Fuori pioveva.
Aprì la porta, volgendo un ultimo sguardo al mondo che abbandonava.
Innanzi a lui, la trepidazione di un ritorno.
La stanza e gli oggetti che la componevano erano immersi nella penombra dei giorni uguali, come in una placenta nella quale sentirsi al sicuro.
Echi dei suoi pensieri, un affresco a tinte multiformi del suo essere uomo, provenivano dalla grande libreria, la cui ricchezza risiedeva non certo nel legno a buon mercato, ma nelle pagine che da altri legni avevano origine.
Il grande quadro di Ofelia dominava la stanza, triste eppur lieve come le sue riflessioni, simbolo, troppo amato e finalmente compreso, della durezza di una scelta e della pace che da essa deriva.
Mobili antichi, o semplicemente vecchi, a segnare la continuità del passato e cantare la prosecuzione della vita, attraverso nuove generazioni.
Suppellettili poste a caso, forse, ma divenute inamovibili, la cui storia si perdeva nel tempo e nel tempo trovava ragione; appigli infinitesimali all’abitudine del perdurare. L’orologio in ottone sulla scrivania, dono di Maria, a scandire i minuti delle attese ed a percorrere, inopportuno, ad ampi passi i momenti felici. Il cilindro di cristallo, al quale non faceva più caso, ma che sapeva esserci, poggiava sopra un’apparente macchia di colore, un’anamorfosi da riportare alla realtà delle forme originarie. Il mappamondo statico e sorpassato, coperto dalla polvere dei cambiamenti, rifletteva sulla sua superficie lucida le sue aspirazioni di bimbo, offrendo loro un luogo immutabile eppur sempre nuovo.
Al di là dell’uscio il mondo era in un fermento costante, affascinante e brutale, lontano dal suo nido, tebaide non dorata ma rassicurante.

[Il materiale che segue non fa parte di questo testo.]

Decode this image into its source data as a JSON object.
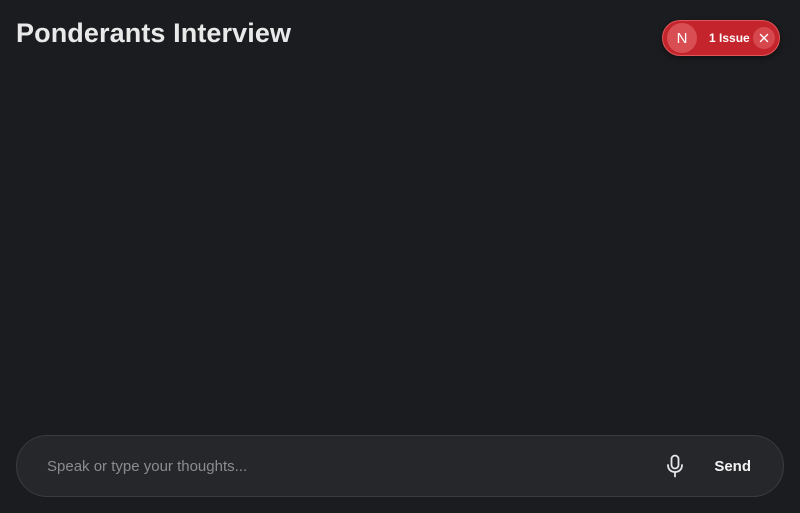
{
  "header": {
    "title": "Ponderants Interview"
  },
  "dev_badge": {
    "logo_letter": "N",
    "issues_label": "1 Issue",
    "logo_icon": "nextjs-logo-icon",
    "close_icon": "close-icon",
    "color": "#c4242b"
  },
  "composer": {
    "placeholder": "Speak or type your thoughts...",
    "value": "",
    "mic_icon": "microphone-icon",
    "send_label": "Send"
  },
  "theme": {
    "background": "#1b1c1f",
    "surface": "#26272b"
  }
}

Non avrebbe più ripercorso quella strada.
La grande pendola, metronomo inesorabile ma discreto, nascosto in un angolo remoto, rintoccò le cinque, fermando l’attimo del suo ritorno alla verità.
Si mosse in direzione della meta, ed il suo incedere parve velato dall’incertezza di un istante.
I colori, i profumi ed i suoni della vita che scorre, i suoi sentimenti vivevano racchiusi nello scrigno, dall’apparenza anonima, dei libri che altri avevano scritto per lui. I dolori e le pene del contatto con gli altri erano attutiti dal silenzio, rimossi o trasfigurati nel contatto con il pensiero universale.
Egli capì di non appartenere al proprio presente, vivendo in ogni tempo.
Sciolse l’enigma contenuto nel quadrato magico, linea di demarcazione dimenticata del suo ricercare, di fronte alla quale non v’era altra soluzione che l’arrestarsi e mutare il corso del fluire.
Le pagine lasciate aperte sulla scrivania emanavano una luce nuova.
Erano passati molti anni ed era ancora a casa.